Enter the iPhone. No need for those paper maps. No need for those heavy guide books. This one little device in your pocket literally does it all.
Before heading to Paris I did two things that set me up for smooth traveling. First, I called up AT&T and pre-paid for international data. Data doesn't come cheap in Europe but it is cheaper if you pre-pay. I never made a phone call while in Paris, but I used plenty of data. The second thing I did was loaded up on a bunch of useful apps. I got a good translation app — invaluable when stuck on a menu item — and a French Tutor app. Sadly, no amount of listening to the proper pronunciations of French phrases could help my accent (just ask my kids, who teased me mercilessly every time I attempted a French word). I also dowloaded a French Metro app that had a full subway map and would use GPS to find the closest Metro station from anywhere in the city. Along with those apps, I spent five bucks on a Rick Steve's Paris Tour but didn't really ever use it. It had some good histroical info but I tended to use Wikipedia for that, rather than Rick. Ok, ready to cross the pond, as my dad would say.
While in Paris, I could count on the iPhone to answer two questions reliably: 1) where am I? and 2) how old is that? While that may not seem like much, I would say it accounts for more than 50% of inquiries while traveling around Europe. I can't understate the power of pulling up Google Maps on the iPhone when you emerge from the Metro. No more trying to orient yourself on a paper map. Just launch Google Maps and there you are. Better yet, if you have the new iPhone, you can even see which direction you are pointing, so you won't have to walk a block just to realize that you are walking in the wrong direction. Looking for a particular museum or restaurant? Search for it on maps and, voila, there it is located with a red pin. The iPhone takes out all the gueswork in navigation.

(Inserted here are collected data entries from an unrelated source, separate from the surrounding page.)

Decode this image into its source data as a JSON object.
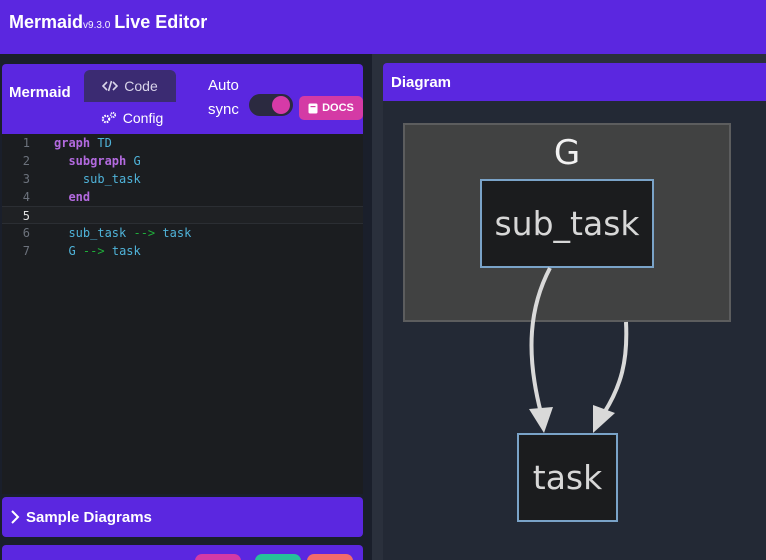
{
  "app": {
    "name": "Mermaid",
    "version": "v9.3.0",
    "subtitle": "Live Editor"
  },
  "editor_panel": {
    "title": "Mermaid",
    "tabs": [
      {
        "label": "Code",
        "icon": "code-icon"
      },
      {
        "label": "Config",
        "icon": "gears-icon"
      }
    ],
    "autosync": {
      "line1": "Auto",
      "line2": "sync",
      "enabled": true
    },
    "docs_label": "DOCS"
  },
  "code_lines": [
    {
      "n": "1",
      "tokens": [
        [
          "kw",
          "graph"
        ],
        [
          "sp",
          " "
        ],
        [
          "id",
          "TD"
        ]
      ]
    },
    {
      "n": "2",
      "tokens": [
        [
          "sp",
          "  "
        ],
        [
          "kw",
          "subgraph"
        ],
        [
          "sp",
          " "
        ],
        [
          "id",
          "G"
        ]
      ]
    },
    {
      "n": "3",
      "tokens": [
        [
          "sp",
          "    "
        ],
        [
          "id",
          "sub_task"
        ]
      ]
    },
    {
      "n": "4",
      "tokens": [
        [
          "sp",
          "  "
        ],
        [
          "kw",
          "end"
        ]
      ]
    },
    {
      "n": "5",
      "tokens": []
    },
    {
      "n": "6",
      "tokens": [
        [
          "sp",
          "  "
        ],
        [
          "id",
          "sub_task"
        ],
        [
          "sp",
          " "
        ],
        [
          "ar",
          "-->"
        ],
        [
          "sp",
          " "
        ],
        [
          "id",
          "task"
        ]
      ]
    },
    {
      "n": "7",
      "tokens": [
        [
          "sp",
          "  "
        ],
        [
          "id",
          "G"
        ],
        [
          "sp",
          " "
        ],
        [
          "ar",
          "-->"
        ],
        [
          "sp",
          " "
        ],
        [
          "id",
          "task"
        ]
      ]
    }
  ],
  "sample_diagrams_label": "Sample Diagrams",
  "diagram_panel": {
    "title": "Diagram",
    "cluster_label": "G",
    "nodes": {
      "sub_task": "sub_task",
      "task": "task"
    }
  },
  "colors": {
    "brand": "#5b27e0",
    "docs": "#d43aa5",
    "keyword": "#b36adf",
    "arrow": "#1fae3a",
    "identifier": "#4fb3d9",
    "node_border": "#7aa3c8"
  }
}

"How old is that?" isn't the only question the iPhone can answer. It can also answer "Where did Picaso live?" or "Who's burried in Pre Lachaise?" or "is the Louvre open on Tuesday?" If you are looking for a good crepe in the Marais, the iPhone will pull up all the crepe restaurants around, along with ratings and reviews. If you're wondering when's the best time to visit the Eiffel Tower, no problem.
Admittedly, the iPhone isn't the only device that can help you find your way around Paris. Nearly any smart phone will do some or all of the things that made my experience with the iPhone so satisfying. I am not a an iPhone zealot by any means. I still carry a Treo in one pocket and iPhone in the other (give me an iPhone with a keyboard and I may think about carry just one phone). But the combination of useful apps, smart map and GPS integration and powerful web browsing made traveling in a foreign city with the iPhone a joy.